- Cover of the first volume of the manga Zig Zag by Yuki Nakaji, as published by Hakusensha in 2005

ジグ ザグ (Jigu Zagu)
- Genre: Romance, Comedy, Drama
- Written by: Yuki Nakaji
- Published by: Hakusensha
- English publisher: NA: Tokyopop; SG: Chuang Yi;
- Magazine: LaLa
- Original run: November 2004 – November 2008
- Volumes: 9

= Zig Zag (manga) =

Japanese manga series

Zig Zag is a Japanese shōjo manga written and illustrated by Yuki Nakaji.

The series revolves around the lives of a group of students living in Kazami Dormitory of Seifu Private School in Japan. It mainly focuses on a boy named Takaaki Asakura (nicknamed "Taiyou" (the sun) for his sunny and cheerful disposition) and his affection for flowers.

The series was serialized in LaLa and the collected volumes are published under the Hana to Yume Comics imprint. The series is also published in English by Chuang Yi in Singapore and by Tokyopop in North America.

==Characters==
- Takaaki Asakura "Taiyou" (Japanese for 'sun')
 Taiyou is a cheerful boy who transfers into the all-male Kazami Dormitory of Seifu Private School after his parents move away to Naha, Okinawa for a job posting. His pretty and gentle features often mislead other boys into initially believing he is a girl, something used as a constant source of humour in the series. His outgoing personality and cheerful disposition allows him to make friends easily in the dorm and he soon becomes the favourite "pet" of dorm supervisor, Jin Kanbara. He has a vibrant love for flowers and floral arrangements, and has a healthy sense of respect for people skilled in this art. He has a childhood crush on his older cousin (actual relation unknown) Marika, who helped develop his interest in flowers. Taiyou shares a room with the initially taciturn and introverted Sono Kihihara, and plays a key role in setting up a school club devoted to flowers called the Bee Bee Company. He also works part-time at a flower store called Atelier Hinata, run by Hinata Suwa.

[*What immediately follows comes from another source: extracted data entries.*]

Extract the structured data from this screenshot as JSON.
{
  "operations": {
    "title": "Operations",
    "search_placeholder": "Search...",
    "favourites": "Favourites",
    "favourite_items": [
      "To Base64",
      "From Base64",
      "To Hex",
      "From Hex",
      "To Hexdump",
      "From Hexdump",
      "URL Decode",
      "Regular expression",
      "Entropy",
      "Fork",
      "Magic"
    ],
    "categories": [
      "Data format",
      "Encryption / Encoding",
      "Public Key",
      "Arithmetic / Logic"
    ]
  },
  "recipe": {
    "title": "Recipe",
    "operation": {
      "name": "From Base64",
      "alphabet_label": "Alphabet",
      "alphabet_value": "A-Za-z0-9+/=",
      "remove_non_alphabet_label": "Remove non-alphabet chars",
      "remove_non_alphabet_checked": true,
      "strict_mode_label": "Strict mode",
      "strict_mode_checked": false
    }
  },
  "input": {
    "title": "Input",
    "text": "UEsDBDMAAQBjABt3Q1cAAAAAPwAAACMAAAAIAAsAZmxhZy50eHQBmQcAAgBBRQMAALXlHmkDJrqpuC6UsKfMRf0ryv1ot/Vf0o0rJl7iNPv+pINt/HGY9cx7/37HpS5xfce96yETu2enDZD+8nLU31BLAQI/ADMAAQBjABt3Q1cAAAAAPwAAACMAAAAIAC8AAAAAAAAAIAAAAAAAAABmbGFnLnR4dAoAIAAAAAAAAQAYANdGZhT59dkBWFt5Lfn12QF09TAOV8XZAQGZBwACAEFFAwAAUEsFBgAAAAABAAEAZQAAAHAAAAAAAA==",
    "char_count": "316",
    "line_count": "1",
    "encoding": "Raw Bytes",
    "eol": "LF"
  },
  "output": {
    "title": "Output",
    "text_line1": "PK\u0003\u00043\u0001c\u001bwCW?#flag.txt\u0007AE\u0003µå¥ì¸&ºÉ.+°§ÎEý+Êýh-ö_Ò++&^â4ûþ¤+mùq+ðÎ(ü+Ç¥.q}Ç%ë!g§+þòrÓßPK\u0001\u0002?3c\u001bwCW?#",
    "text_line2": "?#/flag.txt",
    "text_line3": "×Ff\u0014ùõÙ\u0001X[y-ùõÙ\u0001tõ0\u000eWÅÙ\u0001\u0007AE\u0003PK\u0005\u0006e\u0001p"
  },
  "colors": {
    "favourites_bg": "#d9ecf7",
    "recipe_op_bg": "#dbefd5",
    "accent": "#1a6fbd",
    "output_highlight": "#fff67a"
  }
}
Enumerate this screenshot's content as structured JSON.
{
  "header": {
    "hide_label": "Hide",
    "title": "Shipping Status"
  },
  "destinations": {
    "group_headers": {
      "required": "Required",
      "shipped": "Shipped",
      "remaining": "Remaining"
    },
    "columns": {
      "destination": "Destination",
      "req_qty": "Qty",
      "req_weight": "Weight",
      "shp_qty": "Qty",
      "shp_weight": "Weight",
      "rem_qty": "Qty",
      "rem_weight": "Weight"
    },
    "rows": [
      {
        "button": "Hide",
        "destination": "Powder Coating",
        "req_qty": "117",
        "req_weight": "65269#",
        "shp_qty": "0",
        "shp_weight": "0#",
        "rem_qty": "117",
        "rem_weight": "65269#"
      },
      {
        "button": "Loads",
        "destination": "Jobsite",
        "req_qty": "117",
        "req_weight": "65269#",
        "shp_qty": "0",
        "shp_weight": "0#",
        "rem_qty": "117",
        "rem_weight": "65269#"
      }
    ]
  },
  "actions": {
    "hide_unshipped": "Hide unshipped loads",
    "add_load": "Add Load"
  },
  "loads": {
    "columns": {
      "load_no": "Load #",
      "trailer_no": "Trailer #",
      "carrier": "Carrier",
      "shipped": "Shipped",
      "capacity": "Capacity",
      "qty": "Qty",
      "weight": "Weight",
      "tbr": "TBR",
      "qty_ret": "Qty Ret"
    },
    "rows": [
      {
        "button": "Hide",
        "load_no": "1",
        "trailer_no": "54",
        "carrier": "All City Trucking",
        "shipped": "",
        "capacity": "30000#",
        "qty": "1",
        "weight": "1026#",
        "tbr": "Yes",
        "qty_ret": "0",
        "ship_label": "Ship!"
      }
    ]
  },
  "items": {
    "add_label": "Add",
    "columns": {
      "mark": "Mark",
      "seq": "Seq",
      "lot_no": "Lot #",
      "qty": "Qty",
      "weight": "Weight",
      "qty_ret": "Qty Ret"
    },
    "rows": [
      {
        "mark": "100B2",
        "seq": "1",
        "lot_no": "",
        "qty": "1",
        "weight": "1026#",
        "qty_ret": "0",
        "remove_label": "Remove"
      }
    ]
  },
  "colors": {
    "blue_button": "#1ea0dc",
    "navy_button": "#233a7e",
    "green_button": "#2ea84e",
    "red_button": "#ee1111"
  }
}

- Sono Kirihara a.k.a. "Black Kirihara"
 Sono is Taiyou's roommate at Kazami Dormitory. The son of a famous Japanese ikebana (floral arrangement) master, Sono is at the dorm after leaving home following a quarrel with his father over what he believes are his father's strict rules about floral art. Initially unapproachable and moody, he soon warms up to Taiyou's incessant cheerfulness and the two become friends. Taiyou admires Sono's knowledge of flowers and persuades him to join the Bee Bee Company. Sono also works at Atelier Hinata. Taiyou coined the name "Black Kirihara" after mistaking Sono's younger brother for him, noting their opposing personalities.

- Tatsuki Suwa
 Suwa is Taiyou's best friend from grade school and incidentally also a resident at Kazami Dorm. A sporty, athletic type, he is often found hanging around Taiyou and mooching off him. Suwa has a crush on a girl at Seifu named Mei Odagiri. Suwa becomes part of the Bee Bee Company for reasons of his own. He is the younger brother of Atelier Hinata's owner, though his interest in flowers is passing, at best.

- Jin Kanbara a.k.a. Jin-Jin
 Jin Kanbara is a second-year student and the dorm supervisor in charge of Taiyou and the rest. A mischievous character, he takes an instant liking to Taiyou and tends to tease the boy physically. He often comes up with strange schemes that gets the rest of the residents at Kazami Dormitory involved. He is the cousin of Saho Kenbuchi. He may also have a crush on Saho.

- Yuki Kirihara a.k.a. "White Kirihara"
 Yuki is Sono's younger brother, though the two are physically very similar. This physical resemblance initially confuses Taiyou into believe they are one and the same, except for the difference in their personalities (Yuki is initially thoughtful and kind), leading him to call Yuki "White Kirihara". Yuki remains at home with his and Sono's parents and continues to train under their father in the art of ikebana.

- Hinata Suwa
 Hinata is Tatsuki's older brother and owner of a flower shop called Atelier Hinata. Though skilled at floral arrangements, he has little business experience and his business suffered until Taiyou and Sono started to work there and brought in the crowds. He is a fan of Sono's father's work.

- Mei Odagiri
 Mei is a student at Seifu who secretly has a crush on Sono. At the same time, Tatsuki is interested in her, and repeatedly makes that apparent, though she has constantly refused his advances, not that it stops him. She appears to be a shy, quiet type.

- Saho Kenbuchi
 An athletic girl who is best friends with Mei, and who constantly beats up on Tatsuki to deter his advances on her (Mei). She is on the school's lacrosse team and over time, becomes interested in Taiyou. On a recent trip with the gang to Okinawa, Tatsuki introduces Saho to Taiyou's parents as his (Taiyou) girlfriend.